Rental license transfer doesn't benefit public
The subject at
the heart of the latest disagreement between the city of Key
West and the local watchdog group Last Stand is complex, to say
the least.
But it goes to a
fundamental question about the future and character of the
island, specifically the historic district. Do we want to do
everything we can to keep Old Town as an actual residential
area, inhabited by people who live and work here? Or do we want
to turn it into, essentially, a giant hotel and playground that
only happens to resemble individual homes?
In its latest
move, the City Commission, sitting as the Board of Adjustment,
went with the second option. The commissioners, by a 5-1 vote,
overruled city planning staff and approved a plan by developer
Pritam Singh to transfer short-term rental permits from his
Parrot Key condo project (formerly the Hampton Inn) to Old Town,
including residential neighborhoods along Simonton and Petronia
streets.
City Planner Gail
Kenson initially rejected Singh's proposal for several reasons:
because short-term rental licenses sent to Old Town
neighborhoods cannot displace existing housing stock, and
because the city has set a target of 25 percent of total
dwelling units as short-term rentals (a target it exceeds now,
according to the city's own records).
What Kenson was
attempting to prevent was yet another developer-driven maneuver,
in which units and rental rights are divided and traded and
moved like so many pieces in a board game. It's a clever
strategy for developers and attorneys — Singh and his longtime
attorney, Jim Hendrick, perfected this with Truman Annex — but
it doesn't necessarily serve the public good.
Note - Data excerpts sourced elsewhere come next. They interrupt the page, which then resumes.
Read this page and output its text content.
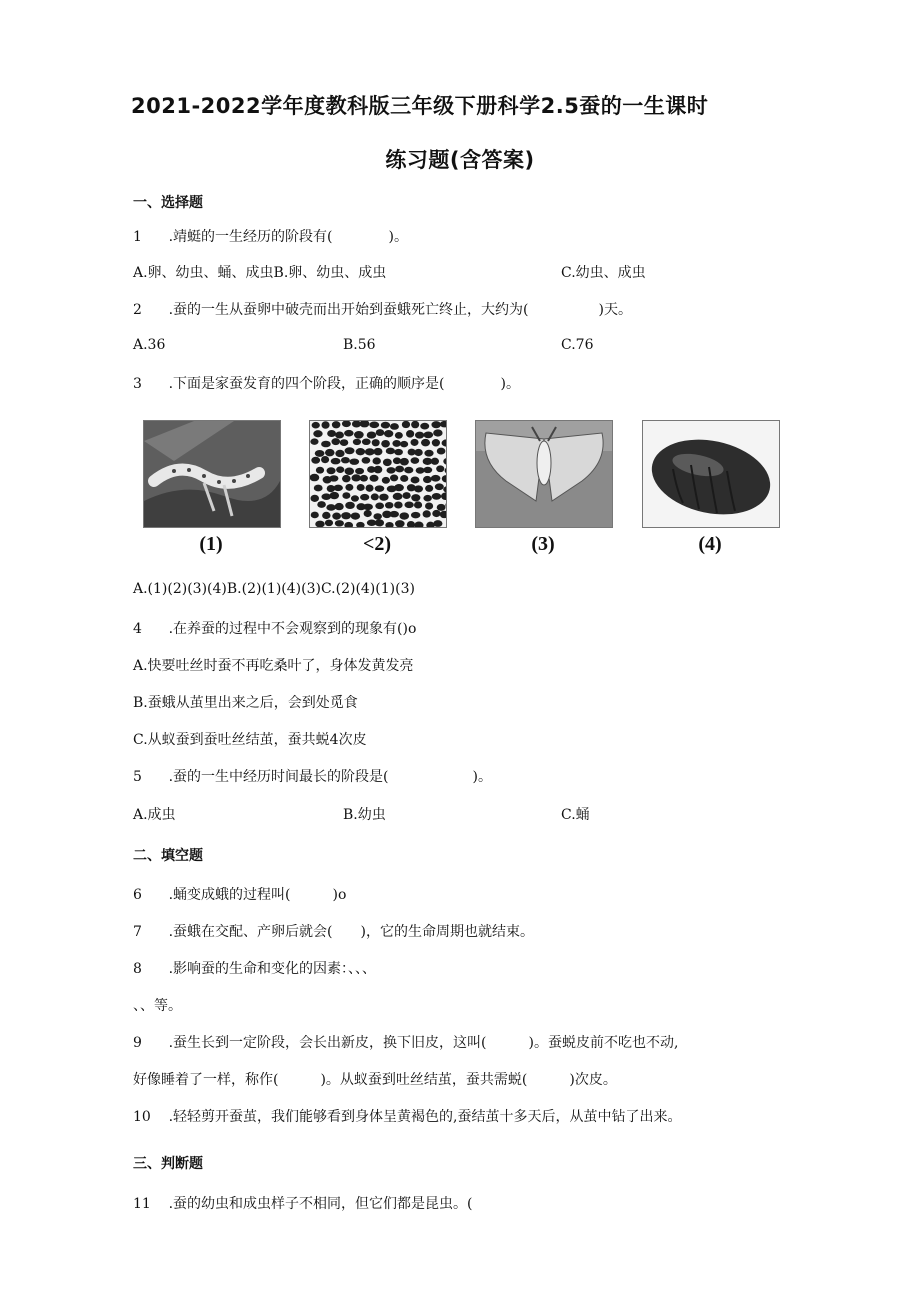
2021-2022学年度教科版三年级下册科学2.5蚕的一生课时
练习题(含答案)
一、选择题
1	.靖蜓的一生经历的阶段有(　　　　)。
A.卵、幼虫、蛹、成虫B.卵、幼虫、成虫	C.幼虫、成虫
2	.蚕的一生从蚕卵中破壳而出开始到蚕蛾死亡终止，大约为(　　　　　)天。
A.36	B.56	C.76
3	.下面是家蚕发育的四个阶段，正确的顺序是(　　　　)。
(1)	<2)	(3)	(4)
A.(1)(2)(3)(4)B.(2)(1)(4)(3)C.(2)(4)(1)(3)
4	.在养蚕的过程中不会观察到的现象有()o
A.快要吐丝时蚕不再吃桑叶了，身体发黄发亮
B.蚕蛾从茧里出来之后，会到处觅食
C.从蚁蚕到蚕吐丝结茧，蚕共蜕4次皮
5	.蚕的一生中经历时间最长的阶段是(　　　　　　)。
A.成虫	B.幼虫	C.蛹
二、填空题
6	.蛹变成蛾的过程叫(　　　)o
7	.蚕蛾在交配、产卵后就会(　　)，它的生命周期也就结束。
8	.影响蚕的生命和变化的因素：、、、
、、等。
9	.蚕生长到一定阶段，会长出新皮，换下旧皮，这叫(　　　)。蚕蜕皮前不吃也不动,
好像睡着了一样，称作(　　　)。从蚁蚕到吐丝结茧，蚕共需蜕(　　　)次皮。
10	.轻轻剪开蚕茧，我们能够看到身体呈黄褐色的,蚕结茧十多天后，从茧中钻了出来。
三、判断题
11	.蚕的幼虫和成虫样子不相同，但它们都是昆虫。(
Looking out for us
is the commissioners' job, and in this case they let us down.
It may sound like
nitpicking for Last Stand to challenge this Board of Adjustment
ruling, but the group is performing an important civic role,
reminding commissioners and the public what's at stake in
technical, legalistic and, let's face it, not all that
interesting matters that come before the Board of Adjustment,
which gets a lot less public scrutiny than the City Commission.
The board's role is to offer variances in cases of genuine
hardship, not to ease the way for the most profitable possible
stratagems for well-connected developers and attorneys.
We urge the
commissioners to reconsider this approval and save our citizens
the burden of legal fees on both sides of this case — and to
remember whose interest they are really supposed to be serving.